- Interactive map of Andrei Icefield
- Location: British Columbia, Canada
- Coordinates: 56°53′34″N 131°13′52″W﻿ / ﻿56.89278°N 131.23111°W
- Terminus: Outflow glaciers

= Andrei Icefield =

Icefield in British Columbia, Canada

The Andrei Icefield is a large icefield in the Boundary Ranges of the Coast Mountains in northwestern British Columbia, Canada. It is located 130 km northwest of the community of Stewart in Cassiar Land District. The icefield is the source of many valley glaciers, including Hoodoo Glacier and Twin Glacier, which lie at the headwaters of Hoodoo River and Twin River, respectively. Between these two glaciers is Hoodoo Mountain, a flat-topped stratovolcano of the Northern Cordilleran Volcanic Province. Other glaciers originating from the Andrei Icefield include Andrei Glacier, Porcupine Glacier, Johnson Glacier and Choquette Glacier, the latter of which lies at the headwaters of Choquette River.

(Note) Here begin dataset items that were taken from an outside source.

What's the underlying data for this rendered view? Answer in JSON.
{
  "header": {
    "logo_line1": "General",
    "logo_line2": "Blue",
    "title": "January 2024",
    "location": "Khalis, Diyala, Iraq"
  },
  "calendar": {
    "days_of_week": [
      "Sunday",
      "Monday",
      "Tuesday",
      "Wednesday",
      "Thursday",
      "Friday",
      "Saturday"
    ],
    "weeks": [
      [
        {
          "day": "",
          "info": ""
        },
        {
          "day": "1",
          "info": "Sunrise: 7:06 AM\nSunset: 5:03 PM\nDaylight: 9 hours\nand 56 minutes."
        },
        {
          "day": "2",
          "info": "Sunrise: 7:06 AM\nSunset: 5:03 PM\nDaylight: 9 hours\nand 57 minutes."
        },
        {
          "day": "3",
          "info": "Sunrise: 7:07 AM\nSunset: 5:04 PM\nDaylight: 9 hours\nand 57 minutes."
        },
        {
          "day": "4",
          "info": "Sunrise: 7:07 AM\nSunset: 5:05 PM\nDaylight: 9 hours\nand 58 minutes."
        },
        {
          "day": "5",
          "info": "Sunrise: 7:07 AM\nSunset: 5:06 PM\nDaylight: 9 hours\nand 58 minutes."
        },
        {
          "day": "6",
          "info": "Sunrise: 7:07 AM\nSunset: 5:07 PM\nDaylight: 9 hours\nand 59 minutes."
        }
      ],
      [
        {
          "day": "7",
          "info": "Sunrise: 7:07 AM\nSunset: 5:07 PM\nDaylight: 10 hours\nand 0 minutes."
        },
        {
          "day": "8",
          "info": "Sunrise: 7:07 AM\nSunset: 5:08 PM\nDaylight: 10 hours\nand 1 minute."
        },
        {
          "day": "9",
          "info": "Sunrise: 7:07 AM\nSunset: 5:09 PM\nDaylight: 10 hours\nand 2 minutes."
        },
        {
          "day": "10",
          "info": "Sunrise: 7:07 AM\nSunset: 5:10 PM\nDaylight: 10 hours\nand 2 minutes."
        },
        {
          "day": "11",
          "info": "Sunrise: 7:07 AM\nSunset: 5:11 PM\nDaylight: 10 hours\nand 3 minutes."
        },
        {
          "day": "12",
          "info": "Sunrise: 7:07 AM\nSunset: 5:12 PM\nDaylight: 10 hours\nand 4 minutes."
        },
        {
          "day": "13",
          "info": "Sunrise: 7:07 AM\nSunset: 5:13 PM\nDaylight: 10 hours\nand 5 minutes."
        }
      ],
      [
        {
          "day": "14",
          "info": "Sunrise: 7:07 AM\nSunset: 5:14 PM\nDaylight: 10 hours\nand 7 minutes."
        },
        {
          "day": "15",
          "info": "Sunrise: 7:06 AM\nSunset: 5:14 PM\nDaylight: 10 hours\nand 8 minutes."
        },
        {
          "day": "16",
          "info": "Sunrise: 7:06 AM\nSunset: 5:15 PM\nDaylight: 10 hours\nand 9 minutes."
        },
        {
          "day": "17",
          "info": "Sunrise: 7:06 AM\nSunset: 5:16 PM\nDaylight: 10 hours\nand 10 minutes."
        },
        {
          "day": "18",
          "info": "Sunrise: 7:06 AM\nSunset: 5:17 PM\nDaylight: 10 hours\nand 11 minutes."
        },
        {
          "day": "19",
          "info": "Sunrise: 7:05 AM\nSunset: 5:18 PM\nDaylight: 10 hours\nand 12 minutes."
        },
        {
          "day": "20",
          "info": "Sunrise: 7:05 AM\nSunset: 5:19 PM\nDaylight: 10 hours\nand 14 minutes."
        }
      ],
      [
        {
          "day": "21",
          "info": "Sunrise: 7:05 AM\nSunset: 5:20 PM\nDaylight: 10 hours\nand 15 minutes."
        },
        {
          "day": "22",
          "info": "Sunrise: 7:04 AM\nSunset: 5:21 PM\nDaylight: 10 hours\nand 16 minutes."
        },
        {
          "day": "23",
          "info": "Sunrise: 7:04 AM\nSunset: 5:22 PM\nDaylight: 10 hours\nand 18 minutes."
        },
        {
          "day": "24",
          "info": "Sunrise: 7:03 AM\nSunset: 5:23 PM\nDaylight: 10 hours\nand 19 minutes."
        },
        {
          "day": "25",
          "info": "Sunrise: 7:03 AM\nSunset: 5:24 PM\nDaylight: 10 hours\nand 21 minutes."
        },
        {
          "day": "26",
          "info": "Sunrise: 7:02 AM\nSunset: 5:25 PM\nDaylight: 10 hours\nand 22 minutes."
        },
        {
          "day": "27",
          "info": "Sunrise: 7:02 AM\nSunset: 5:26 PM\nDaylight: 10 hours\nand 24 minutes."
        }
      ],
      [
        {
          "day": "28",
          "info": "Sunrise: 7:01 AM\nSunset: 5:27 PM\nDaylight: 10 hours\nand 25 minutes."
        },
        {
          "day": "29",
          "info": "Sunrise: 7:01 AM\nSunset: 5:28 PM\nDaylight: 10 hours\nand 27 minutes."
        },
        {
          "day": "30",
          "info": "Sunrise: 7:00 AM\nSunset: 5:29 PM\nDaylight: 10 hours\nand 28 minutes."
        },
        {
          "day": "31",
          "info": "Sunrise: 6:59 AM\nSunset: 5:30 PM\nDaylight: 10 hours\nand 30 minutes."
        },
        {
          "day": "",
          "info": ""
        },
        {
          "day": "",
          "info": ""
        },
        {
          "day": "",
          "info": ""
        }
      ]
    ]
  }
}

The western end of the Andrei Icefield contains several named mountains, including Mount Robertson, Pheno Mountain, Big Mountain, Mount Verrett, Surprise Mountain, Mount Turner, Mount McGrath, Mount Laura, Mount Choquette, Sugarloaf Mountain, Warm Spring Mountain, Middle Mountain, The Knob and Eagle Crag. Underlying the icefield are Triassic volcanic rocks comprising the Stikinia terrane. Uranium–lead dating has yielded crystallization ages of around 218 to 223 million years.

The Andrei Icefield is larger than the Columbia Icefield in the Canadian Rockies. It is named after the son of Olav Mokievsky-Zubok, a glaciologist who carried out significant glaciological work in the Coast Mountains from the 1960s to the 1970s.